Zimbabwe’s President Robert Mugabe described U.S. Assistant Secretary for African Affairs Johnnie Carson as an “idiot” after meeting with him briefly on July 2.

In a transcript of an interview published on the Web site of the state-controlled Herald newspaper today, Mugabe said of Carson, “Who is he? I hope he was not speaking for” President Barack Obama.

“You wouldn’t speak to an idiot of that nature,” Mugabe said of the diplomat. “I was very angry with him, and he thinks he could dictate to us what to do.”

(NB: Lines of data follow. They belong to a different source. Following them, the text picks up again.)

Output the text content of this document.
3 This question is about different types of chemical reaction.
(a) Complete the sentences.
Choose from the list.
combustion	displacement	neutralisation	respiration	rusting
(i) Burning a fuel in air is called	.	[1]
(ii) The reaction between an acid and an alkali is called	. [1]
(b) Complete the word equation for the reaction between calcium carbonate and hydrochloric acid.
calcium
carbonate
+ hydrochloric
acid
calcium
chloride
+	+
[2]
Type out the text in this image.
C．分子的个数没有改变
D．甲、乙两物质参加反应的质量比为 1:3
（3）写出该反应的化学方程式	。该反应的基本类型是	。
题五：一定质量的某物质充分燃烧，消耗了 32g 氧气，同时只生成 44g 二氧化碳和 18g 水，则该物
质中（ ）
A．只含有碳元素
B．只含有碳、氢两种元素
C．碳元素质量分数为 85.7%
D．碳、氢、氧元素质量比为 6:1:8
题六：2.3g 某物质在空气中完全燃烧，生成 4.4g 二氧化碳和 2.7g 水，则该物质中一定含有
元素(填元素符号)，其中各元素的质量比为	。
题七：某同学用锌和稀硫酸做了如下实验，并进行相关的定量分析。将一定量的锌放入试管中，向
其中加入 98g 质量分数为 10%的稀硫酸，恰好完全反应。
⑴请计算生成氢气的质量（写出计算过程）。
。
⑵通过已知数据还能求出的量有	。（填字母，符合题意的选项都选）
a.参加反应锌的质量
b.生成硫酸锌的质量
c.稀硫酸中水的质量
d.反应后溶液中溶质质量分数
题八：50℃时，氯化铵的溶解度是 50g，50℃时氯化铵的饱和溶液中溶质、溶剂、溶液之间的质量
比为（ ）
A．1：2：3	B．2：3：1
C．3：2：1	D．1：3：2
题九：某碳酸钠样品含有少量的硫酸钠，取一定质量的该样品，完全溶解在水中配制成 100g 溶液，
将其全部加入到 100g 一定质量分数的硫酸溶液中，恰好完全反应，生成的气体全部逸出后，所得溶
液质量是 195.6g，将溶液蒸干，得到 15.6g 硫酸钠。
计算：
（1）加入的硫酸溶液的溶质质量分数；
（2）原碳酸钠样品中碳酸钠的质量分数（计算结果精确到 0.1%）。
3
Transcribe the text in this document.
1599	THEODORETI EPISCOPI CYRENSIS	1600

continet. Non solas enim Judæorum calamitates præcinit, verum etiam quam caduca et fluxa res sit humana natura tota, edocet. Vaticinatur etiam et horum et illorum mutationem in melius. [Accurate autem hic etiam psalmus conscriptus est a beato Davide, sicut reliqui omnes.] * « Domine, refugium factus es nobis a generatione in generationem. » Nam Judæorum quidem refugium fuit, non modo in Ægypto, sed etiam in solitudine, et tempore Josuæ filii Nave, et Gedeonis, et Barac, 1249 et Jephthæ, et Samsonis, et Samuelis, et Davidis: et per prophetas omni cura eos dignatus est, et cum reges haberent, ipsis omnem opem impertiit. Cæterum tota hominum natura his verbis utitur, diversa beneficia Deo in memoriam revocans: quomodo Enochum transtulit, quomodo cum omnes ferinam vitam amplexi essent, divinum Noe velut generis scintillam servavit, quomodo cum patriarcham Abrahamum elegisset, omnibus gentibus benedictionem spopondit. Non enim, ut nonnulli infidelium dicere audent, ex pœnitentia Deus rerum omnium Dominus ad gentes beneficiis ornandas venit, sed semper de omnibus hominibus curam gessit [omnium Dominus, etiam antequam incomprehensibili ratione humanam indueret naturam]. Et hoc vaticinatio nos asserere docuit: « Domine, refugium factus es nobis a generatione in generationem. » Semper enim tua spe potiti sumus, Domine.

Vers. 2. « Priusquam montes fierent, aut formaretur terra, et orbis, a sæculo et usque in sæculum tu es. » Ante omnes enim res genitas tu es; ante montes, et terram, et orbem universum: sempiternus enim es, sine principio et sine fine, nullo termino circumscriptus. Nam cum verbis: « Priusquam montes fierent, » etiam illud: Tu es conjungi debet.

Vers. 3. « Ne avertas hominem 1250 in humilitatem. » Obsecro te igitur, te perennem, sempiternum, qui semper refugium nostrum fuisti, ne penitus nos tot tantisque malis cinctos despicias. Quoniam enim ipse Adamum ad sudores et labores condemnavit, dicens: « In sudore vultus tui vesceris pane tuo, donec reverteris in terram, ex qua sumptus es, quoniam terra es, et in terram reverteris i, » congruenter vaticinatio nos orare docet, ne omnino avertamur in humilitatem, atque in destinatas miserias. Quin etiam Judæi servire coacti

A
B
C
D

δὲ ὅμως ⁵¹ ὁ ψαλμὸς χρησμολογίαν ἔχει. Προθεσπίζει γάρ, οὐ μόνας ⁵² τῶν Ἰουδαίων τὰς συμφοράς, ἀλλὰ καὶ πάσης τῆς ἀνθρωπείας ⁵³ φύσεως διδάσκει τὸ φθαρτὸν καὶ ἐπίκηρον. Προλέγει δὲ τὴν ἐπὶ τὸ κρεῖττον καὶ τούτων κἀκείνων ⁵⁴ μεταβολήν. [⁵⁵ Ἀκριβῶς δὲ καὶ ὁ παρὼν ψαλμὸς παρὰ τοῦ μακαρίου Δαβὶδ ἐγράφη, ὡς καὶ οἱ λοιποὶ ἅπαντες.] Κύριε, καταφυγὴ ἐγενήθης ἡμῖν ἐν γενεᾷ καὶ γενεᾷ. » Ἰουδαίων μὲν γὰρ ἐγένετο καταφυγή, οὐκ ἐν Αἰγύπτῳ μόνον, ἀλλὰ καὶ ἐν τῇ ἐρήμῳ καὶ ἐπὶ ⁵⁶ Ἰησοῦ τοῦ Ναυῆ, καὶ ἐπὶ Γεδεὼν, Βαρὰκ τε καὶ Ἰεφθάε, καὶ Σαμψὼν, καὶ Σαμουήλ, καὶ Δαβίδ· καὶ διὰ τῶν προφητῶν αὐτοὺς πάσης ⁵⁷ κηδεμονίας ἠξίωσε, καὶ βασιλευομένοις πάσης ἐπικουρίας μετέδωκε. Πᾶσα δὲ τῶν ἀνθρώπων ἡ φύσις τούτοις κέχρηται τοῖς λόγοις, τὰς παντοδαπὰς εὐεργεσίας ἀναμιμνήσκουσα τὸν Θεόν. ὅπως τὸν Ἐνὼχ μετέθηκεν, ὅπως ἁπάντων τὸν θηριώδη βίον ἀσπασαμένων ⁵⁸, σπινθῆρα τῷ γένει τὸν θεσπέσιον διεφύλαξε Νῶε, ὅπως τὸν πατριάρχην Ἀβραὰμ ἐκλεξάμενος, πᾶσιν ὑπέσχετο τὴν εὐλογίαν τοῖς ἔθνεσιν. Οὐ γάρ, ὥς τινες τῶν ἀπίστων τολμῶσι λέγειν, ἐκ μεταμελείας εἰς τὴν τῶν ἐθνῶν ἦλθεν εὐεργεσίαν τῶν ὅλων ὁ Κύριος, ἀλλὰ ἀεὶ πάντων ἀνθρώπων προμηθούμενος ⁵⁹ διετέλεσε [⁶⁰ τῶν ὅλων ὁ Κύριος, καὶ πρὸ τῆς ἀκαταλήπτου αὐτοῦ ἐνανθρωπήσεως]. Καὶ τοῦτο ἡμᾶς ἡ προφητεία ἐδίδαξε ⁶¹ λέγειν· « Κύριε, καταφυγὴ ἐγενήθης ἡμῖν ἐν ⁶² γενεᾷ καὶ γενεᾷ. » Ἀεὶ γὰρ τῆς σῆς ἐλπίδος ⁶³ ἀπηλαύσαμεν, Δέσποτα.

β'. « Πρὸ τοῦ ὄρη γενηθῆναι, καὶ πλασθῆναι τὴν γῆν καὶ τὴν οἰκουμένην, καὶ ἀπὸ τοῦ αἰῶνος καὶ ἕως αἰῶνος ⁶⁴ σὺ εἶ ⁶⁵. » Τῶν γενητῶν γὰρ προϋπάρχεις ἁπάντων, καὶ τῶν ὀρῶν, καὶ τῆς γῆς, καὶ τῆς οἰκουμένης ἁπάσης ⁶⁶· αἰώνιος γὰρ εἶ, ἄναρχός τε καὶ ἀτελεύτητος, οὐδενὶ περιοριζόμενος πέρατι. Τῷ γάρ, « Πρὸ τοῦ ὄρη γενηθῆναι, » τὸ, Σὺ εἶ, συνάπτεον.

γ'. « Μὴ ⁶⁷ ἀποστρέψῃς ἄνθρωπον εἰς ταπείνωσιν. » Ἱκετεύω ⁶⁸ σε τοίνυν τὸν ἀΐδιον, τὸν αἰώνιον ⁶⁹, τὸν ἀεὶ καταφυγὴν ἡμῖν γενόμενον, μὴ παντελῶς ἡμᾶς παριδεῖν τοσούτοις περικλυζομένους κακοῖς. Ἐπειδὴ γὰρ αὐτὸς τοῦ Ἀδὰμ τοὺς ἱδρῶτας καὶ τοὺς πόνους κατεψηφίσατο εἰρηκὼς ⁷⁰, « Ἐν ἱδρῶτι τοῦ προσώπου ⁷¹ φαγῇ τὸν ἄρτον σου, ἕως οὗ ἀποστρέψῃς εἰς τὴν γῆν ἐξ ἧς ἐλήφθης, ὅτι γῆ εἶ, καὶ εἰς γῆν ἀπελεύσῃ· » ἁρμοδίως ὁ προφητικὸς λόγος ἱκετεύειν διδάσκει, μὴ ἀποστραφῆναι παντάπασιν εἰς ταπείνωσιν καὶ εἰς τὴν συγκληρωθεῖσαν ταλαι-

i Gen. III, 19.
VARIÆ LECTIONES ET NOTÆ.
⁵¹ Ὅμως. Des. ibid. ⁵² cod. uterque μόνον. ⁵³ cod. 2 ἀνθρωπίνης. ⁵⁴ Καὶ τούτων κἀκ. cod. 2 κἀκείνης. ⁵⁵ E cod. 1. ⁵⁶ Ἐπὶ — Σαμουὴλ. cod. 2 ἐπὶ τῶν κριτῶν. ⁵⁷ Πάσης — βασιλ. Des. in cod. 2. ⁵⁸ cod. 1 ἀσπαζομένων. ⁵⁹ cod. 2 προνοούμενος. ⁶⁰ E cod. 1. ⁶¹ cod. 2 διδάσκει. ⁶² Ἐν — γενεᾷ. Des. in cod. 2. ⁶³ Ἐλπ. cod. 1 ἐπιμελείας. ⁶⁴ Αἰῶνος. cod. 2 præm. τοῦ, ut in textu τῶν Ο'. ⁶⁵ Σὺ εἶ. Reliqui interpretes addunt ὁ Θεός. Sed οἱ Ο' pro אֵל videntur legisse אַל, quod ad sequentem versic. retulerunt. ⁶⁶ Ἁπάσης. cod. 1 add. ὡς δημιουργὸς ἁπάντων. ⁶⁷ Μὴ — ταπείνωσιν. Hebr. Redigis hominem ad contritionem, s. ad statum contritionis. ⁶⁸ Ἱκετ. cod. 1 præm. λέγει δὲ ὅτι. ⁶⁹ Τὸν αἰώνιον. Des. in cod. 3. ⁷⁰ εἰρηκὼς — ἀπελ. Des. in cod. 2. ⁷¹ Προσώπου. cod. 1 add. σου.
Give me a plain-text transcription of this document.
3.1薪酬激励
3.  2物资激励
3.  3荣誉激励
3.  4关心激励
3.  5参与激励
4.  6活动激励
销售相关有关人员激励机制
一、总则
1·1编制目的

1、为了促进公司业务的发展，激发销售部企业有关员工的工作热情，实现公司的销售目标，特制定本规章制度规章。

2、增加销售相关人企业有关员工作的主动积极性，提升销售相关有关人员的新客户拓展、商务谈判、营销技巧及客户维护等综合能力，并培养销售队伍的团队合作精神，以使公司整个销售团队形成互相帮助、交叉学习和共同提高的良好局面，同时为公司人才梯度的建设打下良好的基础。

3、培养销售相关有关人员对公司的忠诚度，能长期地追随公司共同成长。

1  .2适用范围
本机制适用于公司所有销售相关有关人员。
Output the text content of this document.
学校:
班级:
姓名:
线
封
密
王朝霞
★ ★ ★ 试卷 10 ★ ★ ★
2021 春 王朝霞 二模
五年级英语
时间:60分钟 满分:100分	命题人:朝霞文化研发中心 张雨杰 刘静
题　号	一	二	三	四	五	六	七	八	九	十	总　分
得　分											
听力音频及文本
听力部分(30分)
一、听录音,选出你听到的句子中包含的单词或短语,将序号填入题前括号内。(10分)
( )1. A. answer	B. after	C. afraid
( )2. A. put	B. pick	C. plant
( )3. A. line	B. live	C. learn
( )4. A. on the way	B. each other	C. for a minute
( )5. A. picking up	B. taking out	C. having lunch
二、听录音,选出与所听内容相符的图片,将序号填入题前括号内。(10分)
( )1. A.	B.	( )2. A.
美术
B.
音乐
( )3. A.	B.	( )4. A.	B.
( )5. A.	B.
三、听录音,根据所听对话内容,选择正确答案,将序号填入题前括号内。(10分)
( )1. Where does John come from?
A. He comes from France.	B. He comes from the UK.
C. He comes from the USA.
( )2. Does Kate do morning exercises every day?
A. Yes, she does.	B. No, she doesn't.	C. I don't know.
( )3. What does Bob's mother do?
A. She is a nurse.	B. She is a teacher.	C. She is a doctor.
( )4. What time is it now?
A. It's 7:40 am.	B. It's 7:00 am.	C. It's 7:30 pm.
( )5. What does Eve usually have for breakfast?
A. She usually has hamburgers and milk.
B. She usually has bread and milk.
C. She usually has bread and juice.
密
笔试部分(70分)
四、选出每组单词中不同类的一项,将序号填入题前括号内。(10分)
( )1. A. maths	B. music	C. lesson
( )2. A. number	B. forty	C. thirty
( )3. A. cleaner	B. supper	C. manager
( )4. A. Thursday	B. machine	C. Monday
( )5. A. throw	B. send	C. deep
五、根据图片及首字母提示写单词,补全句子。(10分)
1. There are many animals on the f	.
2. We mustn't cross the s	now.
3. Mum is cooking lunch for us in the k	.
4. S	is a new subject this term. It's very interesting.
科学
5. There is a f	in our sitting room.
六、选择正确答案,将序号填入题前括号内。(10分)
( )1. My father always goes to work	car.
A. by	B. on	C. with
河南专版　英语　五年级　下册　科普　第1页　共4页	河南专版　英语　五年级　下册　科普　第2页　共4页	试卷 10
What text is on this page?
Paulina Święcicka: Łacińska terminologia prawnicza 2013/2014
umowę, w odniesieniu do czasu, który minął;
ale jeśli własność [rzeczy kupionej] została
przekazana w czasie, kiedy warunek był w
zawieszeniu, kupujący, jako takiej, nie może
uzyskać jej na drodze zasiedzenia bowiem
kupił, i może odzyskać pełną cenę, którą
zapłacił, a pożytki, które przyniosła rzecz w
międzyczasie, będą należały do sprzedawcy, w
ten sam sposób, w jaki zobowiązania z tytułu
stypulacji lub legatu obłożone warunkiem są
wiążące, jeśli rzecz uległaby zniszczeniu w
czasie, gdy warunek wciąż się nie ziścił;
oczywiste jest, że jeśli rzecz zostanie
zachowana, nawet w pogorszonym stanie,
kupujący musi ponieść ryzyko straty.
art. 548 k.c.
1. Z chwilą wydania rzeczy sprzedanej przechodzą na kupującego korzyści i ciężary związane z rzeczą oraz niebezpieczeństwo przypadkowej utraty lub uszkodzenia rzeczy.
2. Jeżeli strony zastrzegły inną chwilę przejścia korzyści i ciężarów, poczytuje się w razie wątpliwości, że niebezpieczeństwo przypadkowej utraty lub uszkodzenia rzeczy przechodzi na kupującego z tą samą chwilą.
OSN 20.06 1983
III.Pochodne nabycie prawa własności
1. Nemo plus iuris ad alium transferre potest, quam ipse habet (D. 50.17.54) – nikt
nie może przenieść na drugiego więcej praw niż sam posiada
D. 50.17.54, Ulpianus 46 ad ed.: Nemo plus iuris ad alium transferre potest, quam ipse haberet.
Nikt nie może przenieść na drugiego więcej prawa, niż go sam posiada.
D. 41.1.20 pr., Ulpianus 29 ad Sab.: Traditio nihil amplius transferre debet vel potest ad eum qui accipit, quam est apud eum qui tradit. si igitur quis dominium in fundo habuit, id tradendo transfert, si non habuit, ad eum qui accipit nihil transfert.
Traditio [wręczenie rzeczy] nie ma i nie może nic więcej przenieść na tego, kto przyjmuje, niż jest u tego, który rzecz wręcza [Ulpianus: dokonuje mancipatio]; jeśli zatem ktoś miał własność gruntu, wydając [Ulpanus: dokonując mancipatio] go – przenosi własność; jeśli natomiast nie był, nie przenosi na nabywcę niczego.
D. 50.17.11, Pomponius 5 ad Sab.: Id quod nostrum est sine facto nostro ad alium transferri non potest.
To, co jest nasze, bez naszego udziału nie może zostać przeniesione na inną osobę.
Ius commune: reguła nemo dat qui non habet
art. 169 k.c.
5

The meeting was the first between Mugabe and a U.S. official in several years, prompting speculation of a thaw in relations. It took place on the sidelines of an African Union summit in Sirte, Libya.

“I told him he was a shame, a great shame being an African-American,” the newspaper quoted Mugabe as saying.

State Department spokesman Ian Kelly described Carson as the U.S.’s “most experienced diplomat in African affairs.”

“He’s one of the most talented people we have, and I don’t see why anybody could use those kinds of characterizations,” Kelly told reporters in Washington without elaborating on the meeting itself.

Strained Relations

Relations between Zimbabwe and the U.S. have been strained for a decade, with the U.S. accusing Mugabe’s government of human-rights abuses and economic mismanagement. Mugabe has increasingly looked to Africa and allies like China and Iran to end both the country’s political and economic crises.

“We have the whole of the Southern African Development Community working with us, and you have the likes of little fellows like Carson, you see, wanting to say ‘you do this, you do that,’” Mugabe said in the interview in Libya’s capital, Tripoli.

Mugabe also said that Zimbabwe’s Prime Minister Morgan Tsvangirai had apologized for the boycott of a cabinet meeting by the Movement for Democratic Change last week.

“It was a surprise to me,” Mugabe said. “It’s insolence on one hand, but it’s also abysmal ignorance on the other.”

The MDC and Mugabe’s Zimbabwe African National Union party formed a unity government this year to help resolve the country’s political and economic crisis. Tsvangirai’s deputy, Thokozani Khupe, has said the MDC reserves the right to “disengage” from the coalition, while Tsvangirai said on June 30 that there were no plans to pull out of the government.

Africa will increasingly look toward itself and the East for development, while ignoring Western assistance, Mugabe also said in the interview.

Western aid comes “in a crooked way to serve their own political objectives,” Mugabe said. “The Chinese fund does not come that way,” he added, referring to a $950 million loan Zimbabwe signed with China last week.